« Vous y passerez tous, elle vous mangera tous, ta stupide trouvaille ! Ah ! Vous voulez danser sur un volcan vivant ! Edouard, j’en ai fini avec toi ! Ta saloperie de feu va vous éteindre tous, toi et ton espèce, et en un rien de temps, crois-moi ! Yah ! Je remonte sur mon arbre, cette fois tu as passé les bornes, Edouard, et rappelle-toi, le brontosaure avait lui aussi passé les bornes, où en est-il à présent ? Adieu, back to the trees.»
Edouard, homo erectus né au cœur de la préhistoire, est le héros du roman de Roy Lewis, "Pourquoi j'ai mangé mon père". Une fois de plus, sa sœur Vania s’en prend à lui car, perché sur un arbre, il rêve de progrès, de cavernes chauffées, de dominer le feu, d’inventer l’arc, les pointes durcies à la flamme… Et quelque part, elle n’avait pas tort.
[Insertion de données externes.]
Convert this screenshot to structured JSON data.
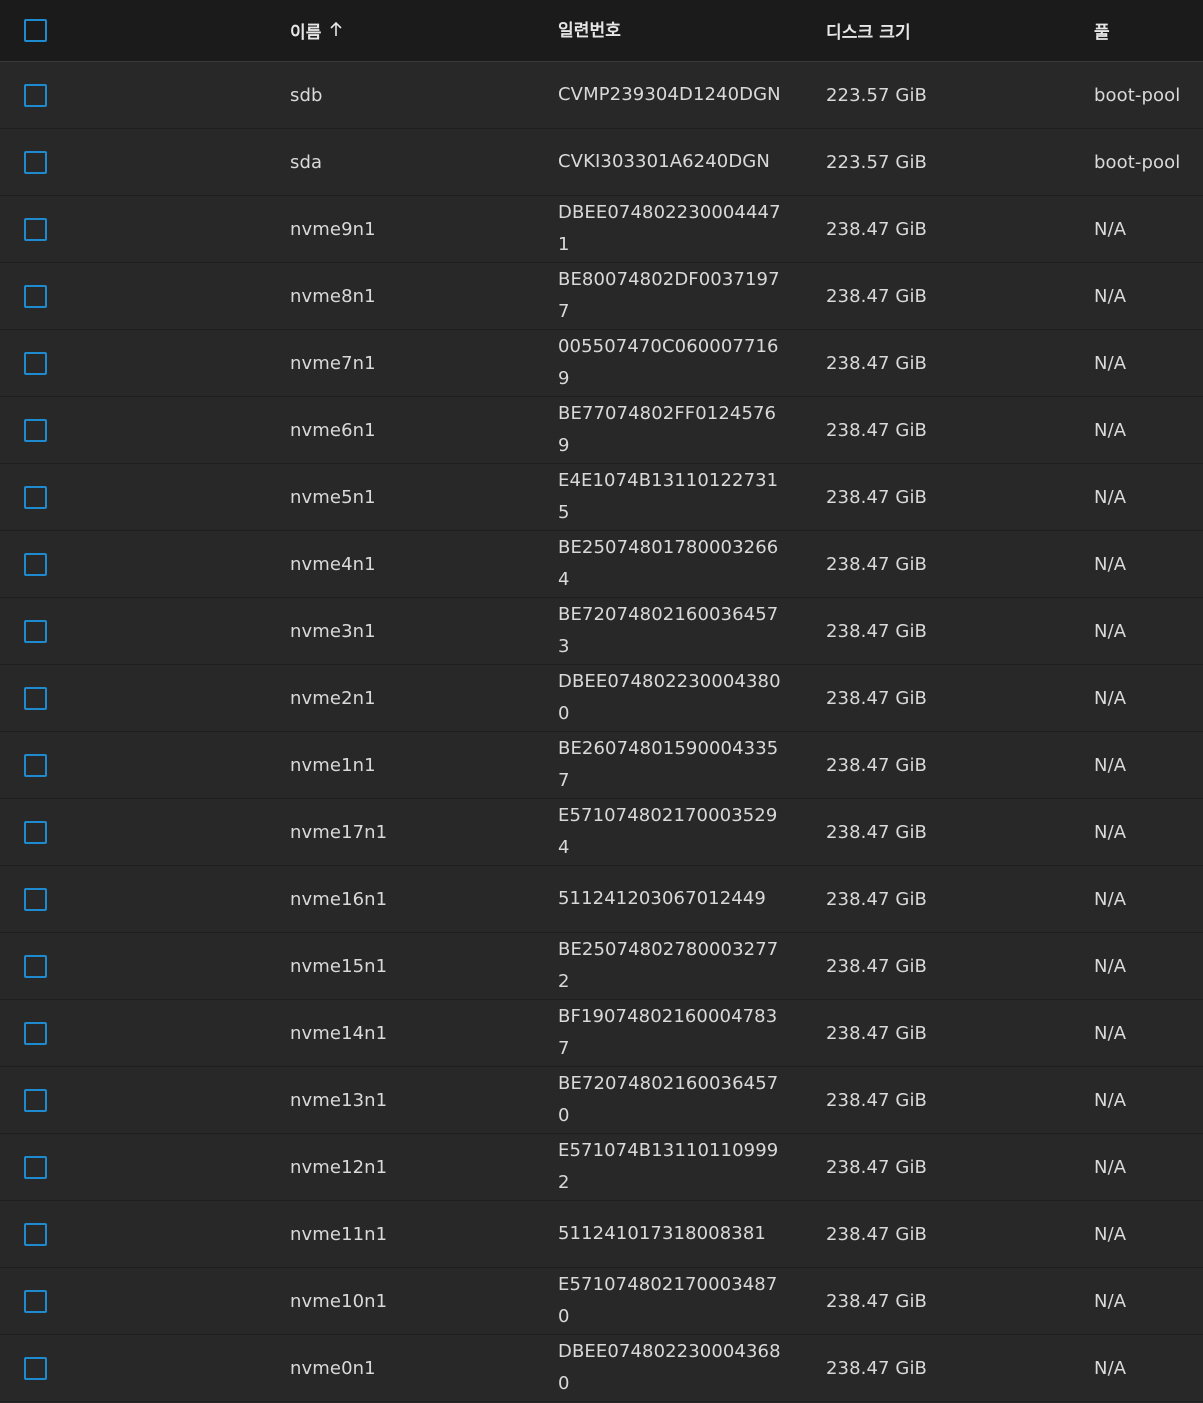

La fin annoncée des énergies fossiles

Après les premières inventions nécessaires à la survie de l’espèce, la période néolithique révolutionnera l’histoire de l’humanité : l’homme s’arrachera à la nature, la colonisera et la transformera, notamment grâce au feu. Il pratiquera l’agriculture et l’élevage, plutôt que la chasse et la cueillette, il dominera la pierre, le cuivre puis le fer. Les humains travailleront la terre et mobiliseront de nouvelles énergies. Durant des millénaires, le bois, le vent, l’eau, la force animale et humaine seront les seules sources d’énergie envisagées. Alors, la traction animale, les moulins crétois et la marine à voile, toutes les sources énergétiques disponibles pour assurer le développement humain étaient renouvelables. Les énergies fossiles étaient bien sûr connues : des forgerons employaient déjà le charbon au IVe siècle avant notre ère, et le pétrole était utilisé pour étancher des citernes, des conduites d’eau, des navires… Mais rien ne laissait présager la révolution industrielle du XIXème siècle, permettant l’accès aux ressources fossiles (charbon, gaz, pétrole). S’il est vrai que cette révolution a largement contribué à la structuration des rapports économiques, sociaux et politiques contemporains, elle nous a aujourd’hui conduits aux limites d’un modèle de développement fondé sur deux postulats, plus ou moins conscients, dont nous sommes aujourd’hui certains qu’ils sont faux : celui du caractère inépuisable des ressources énergétiques actuelles, et celui de la neutralité de leur utilisation vis-à-vis de l’environnement.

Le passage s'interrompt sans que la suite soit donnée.